Every occurrence of the word across all files should generate a line of output, in which it appears capitalized with a context. Suppose the word giant occurs in twenty times in the given input. It should appear in the concordance twenty times. But in what order should it appear? Ideally, the occurrences of GIANT that are printed will be printed in the same order in which they occur, i.e., the line numbers for each line in which the key word GIANT occurs will appear in increasing order. Again, see the example output below.
For the purposes of this program, a word is any sequence of non-white space characters separated from other words by white space (or the first or last word in a file). Leading or trailing punctuation should not be included in the word, though internal punctuation should be. In the sentence below there are eight words: how, are, you, i, asked, can't, complain, replied. The case of the words should be disregarded as well, i.e., "Apple" is the same as "apple", for comparison purposes.
"How are you?" I asked. "Can't complain," you replied.
The word whose context is given is printed in all-caps with every word of the context printed as it appeared in the file.

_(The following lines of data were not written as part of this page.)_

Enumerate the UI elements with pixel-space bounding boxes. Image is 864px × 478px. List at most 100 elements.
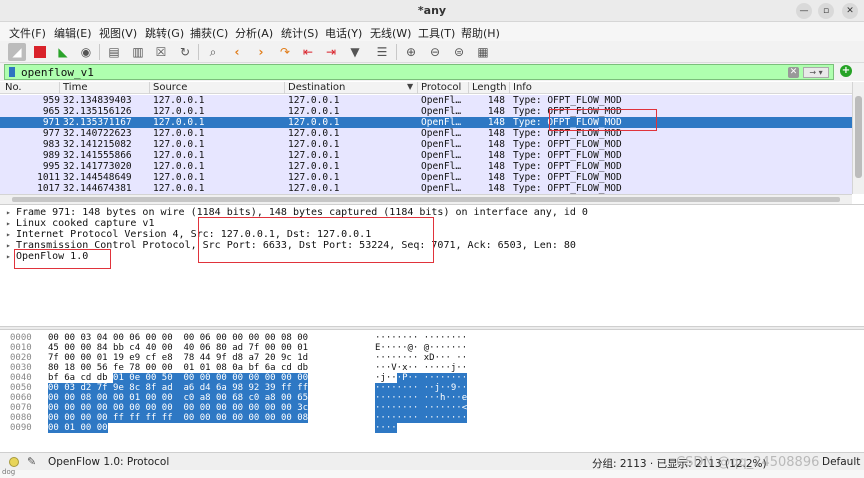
menu-wireless[interactable]: 无线(W): [370, 25, 411, 41]
bytes-hex[interactable]: 45 00 00 84 bb c4 40 00 40 06 80 ad 7f 0…: [48, 343, 308, 353]
interface-icon[interactable]: ◢: [8, 43, 26, 61]
display-filter-input[interactable]: openflow_v1 ✕ → ▾: [4, 64, 834, 80]
bytes-hex[interactable]: 80 18 00 56 fe 78 00 00 01 01 08 0a bf 6…: [48, 363, 308, 373]
packet-protocol: OpenFl…: [421, 95, 462, 106]
bytes-hex[interactable]: bf 6a cd db 01 0e 00 50 00 00 00 00 00 0…: [48, 373, 309, 383]
bytes-hex[interactable]: 00 00 03 04 00 06 00 00 00 06 00 00 00 0…: [48, 333, 308, 343]
zoom-out-icon[interactable]: ⊖: [426, 43, 444, 61]
packet-protocol: OpenFl…: [421, 128, 462, 139]
bytes-ascii[interactable]: ········ ········: [375, 333, 467, 343]
menu-statistics[interactable]: 统计(S): [281, 25, 319, 41]
edit-comment-icon[interactable]: ✎: [27, 455, 36, 468]
column-destination[interactable]: Destination: [285, 82, 418, 94]
bottom-strip: dog: [0, 468, 864, 478]
menu-edit[interactable]: 编辑(E): [54, 25, 92, 41]
display-filter-text[interactable]: openflow_v1: [21, 66, 94, 79]
hscroll-thumb[interactable]: [12, 197, 840, 202]
title-bar: *any — ▫ ✕: [0, 0, 864, 22]
toolbar-separator: [198, 44, 199, 60]
bytes-ascii[interactable]: ········ ··j··9··: [375, 383, 468, 393]
normal-size-icon[interactable]: ⊜: [450, 43, 468, 61]
capture-options-icon[interactable]: ◉: [77, 43, 95, 61]
packet-list-hscrollbar[interactable]: [0, 194, 852, 204]
last-packet-icon[interactable]: ⇥: [322, 43, 340, 61]
menu-file[interactable]: 文件(F): [9, 25, 46, 41]
column-time[interactable]: Time: [60, 82, 150, 94]
packet-source: 127.0.0.1: [153, 95, 205, 106]
packet-list-vscrollbar[interactable]: [852, 82, 864, 194]
bytes-ascii[interactable]: ····: [375, 423, 397, 433]
bytes-hex[interactable]: 00 00 08 00 00 01 00 00 c0 a8 00 68 c0 a…: [48, 393, 309, 403]
bookmark-icon[interactable]: [9, 67, 15, 77]
menu-analyze[interactable]: 分析(A): [235, 25, 273, 41]
close-icon[interactable]: ✕: [842, 3, 858, 19]
bytes-hex[interactable]: 00 01 00 00: [48, 423, 108, 433]
zoom-in-icon[interactable]: ⊕: [402, 43, 420, 61]
column-source[interactable]: Source: [150, 82, 285, 94]
packet-row[interactable]: 971 32.135371167 127.0.0.1 127.0.0.1 OpenFl……: [0, 117, 852, 128]
menu-go[interactable]: 跳转(G): [145, 25, 184, 41]
packet-source: 127.0.0.1: [153, 172, 205, 183]
expand-icon[interactable]: ▸: [6, 207, 16, 218]
apply-filter-button[interactable]: → ▾: [803, 67, 829, 78]
reload-icon[interactable]: ↻: [176, 43, 194, 61]
restart-capture-icon[interactable]: ◣: [54, 43, 72, 61]
bytes-ascii[interactable]: ········ ·······<: [375, 403, 468, 413]
packet-time: 32.140722623: [63, 128, 132, 139]
detail-linux-cooked[interactable]: ▸ Linux cooked capture v1: [6, 218, 154, 229]
resize-columns-icon[interactable]: ▦: [474, 43, 492, 61]
autoscroll-icon[interactable]: ▼: [346, 43, 364, 61]
menu-help[interactable]: 帮助(H): [461, 25, 500, 41]
bytes-ascii[interactable]: ········ ···h···e: [375, 393, 468, 403]
maximize-icon[interactable]: ▫: [818, 3, 834, 19]
go-back-icon[interactable]: ‹: [228, 43, 246, 61]
profile-selector[interactable]: Default: [822, 456, 860, 468]
bytes-hex[interactable]: 00 03 d2 7f 9e 8c 8f ad a6 d4 6a 98 92 3…: [48, 383, 309, 393]
column-info[interactable]: Info: [510, 82, 852, 94]
bytes-ascii[interactable]: ········ xD··· ··: [375, 353, 467, 363]
menu-view[interactable]: 视图(V): [99, 25, 137, 41]
bytes-hex[interactable]: 7f 00 00 01 19 e9 cf e8 78 44 9f d8 a7 2…: [48, 353, 308, 363]
packet-row[interactable]: 1017 32.144674381 127.0.0.1 127.0.0.1 OpenFl…: [0, 183, 852, 194]
vscroll-thumb[interactable]: [855, 96, 862, 178]
save-file-icon[interactable]: ▥: [129, 43, 147, 61]
packet-row[interactable]: 959 32.134839403 127.0.0.1 127.0.0.1 OpenFl……: [0, 95, 852, 106]
minimize-icon[interactable]: —: [796, 3, 812, 19]
menu-tools[interactable]: 工具(T): [418, 25, 455, 41]
packet-row[interactable]: 995 32.141773020 127.0.0.1 127.0.0.1 OpenFl……: [0, 161, 852, 172]
stop-capture-button[interactable]: [31, 43, 49, 61]
close-file-icon[interactable]: ☒: [152, 43, 170, 61]
filter-bar: openflow_v1 ✕ → ▾ +: [0, 63, 864, 81]
menu-telephony[interactable]: 电话(Y): [325, 25, 362, 41]
packet-row[interactable]: 989 32.141555866 127.0.0.1 127.0.0.1 OpenFl……: [0, 150, 852, 161]
expand-icon[interactable]: ▸: [6, 229, 16, 240]
clear-filter-icon[interactable]: ✕: [788, 67, 799, 78]
bytes-ascii[interactable]: ·j···P·· ········: [375, 373, 468, 383]
bytes-offset: 0060: [10, 393, 32, 403]
expert-info-icon[interactable]: [9, 457, 19, 467]
colorize-icon[interactable]: ☰: [373, 43, 391, 61]
find-packet-icon[interactable]: ⌕: [204, 43, 222, 61]
first-packet-icon[interactable]: ⇤: [299, 43, 317, 61]
bytes-hex[interactable]: 00 00 00 00 ff ff ff ff 00 00 00 00 00 0…: [48, 413, 309, 423]
bytes-offset: 0090: [10, 423, 32, 433]
packet-row[interactable]: 965 32.135156126 127.0.0.1 127.0.0.1 OpenFl……: [0, 106, 852, 117]
menu-capture[interactable]: 捕获(C): [190, 25, 228, 41]
add-filter-button-icon[interactable]: +: [840, 65, 852, 77]
go-forward-icon[interactable]: ›: [252, 43, 270, 61]
bytes-ascii[interactable]: E·····@· @·······: [375, 343, 467, 353]
packet-no: 971: [42, 117, 60, 128]
packet-row[interactable]: 983 32.141215082 127.0.0.1 127.0.0.1 OpenFl……: [0, 139, 852, 150]
packet-info: Type: OFPT_FLOW_MOD: [513, 139, 622, 150]
bytes-ascii[interactable]: ········ ········: [375, 413, 468, 423]
open-file-icon[interactable]: ▤: [105, 43, 123, 61]
column-protocol[interactable]: Protocol: [418, 82, 469, 94]
packet-row[interactable]: 1011 32.144548649 127.0.0.1 127.0.0.1 OpenFl…: [0, 172, 852, 183]
bytes-ascii[interactable]: ···V·x·· ·····j··: [375, 363, 467, 373]
bytes-hex[interactable]: 00 00 00 00 00 00 00 00 00 00 00 00 00 0…: [48, 403, 309, 413]
column-no[interactable]: No.: [2, 82, 60, 94]
packet-row[interactable]: 977 32.140722623 127.0.0.1 127.0.0.1 OpenFl……: [0, 128, 852, 139]
go-to-packet-icon[interactable]: ↷: [276, 43, 294, 61]
column-length[interactable]: Length: [469, 82, 510, 94]
expand-icon[interactable]: ▸: [6, 218, 16, 229]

By default, your program should work as described above. However, if there is a file called kwic.properties in the directory where the program is being run, then it should be able to customize the output based on the following options.
| before=# | maximum number of words of context to print before the keyword, default = 3 |
| after=# | maximum number of words of context to print after the keyword, default = 3 |
| min=# | minimum number of letters in a word to be considered a keyword in the concordance, default = 3 |
The format of the properties file is one value per line, in any order or not all, with the option's name separated from its value by an equals sign, =. See the example below.
Two lines from the online copy of the bible are reproduced below and saved in the file example.txt, such that they are the first two lines of the file.
And the earth was without form, and void; and darkness was upon the face of the deep.
The properties file that exists within the directory is reproduced below.
min=4 before=2
Then your program should generate the output below.
void; and DARKNESS was upon the 1-2 data/simple.txt of the DEEP 2 data/simple.txt And the EARTH was without form, 1 data/simple.txt upon the FACE of the deep. 2 data/simple.txt was without FORM and void; and 1 data/simple.txt darkness was UPON the face of 1-2 data/simple.txt form, and VOID and darkness was 1 data/simple.txt earth was WITHOUT form, and void; 1 data/simple.txt
The capitalized words represent the key words and should be lined up, i.e., centered, in some manner similar to what's shown above in the sample output.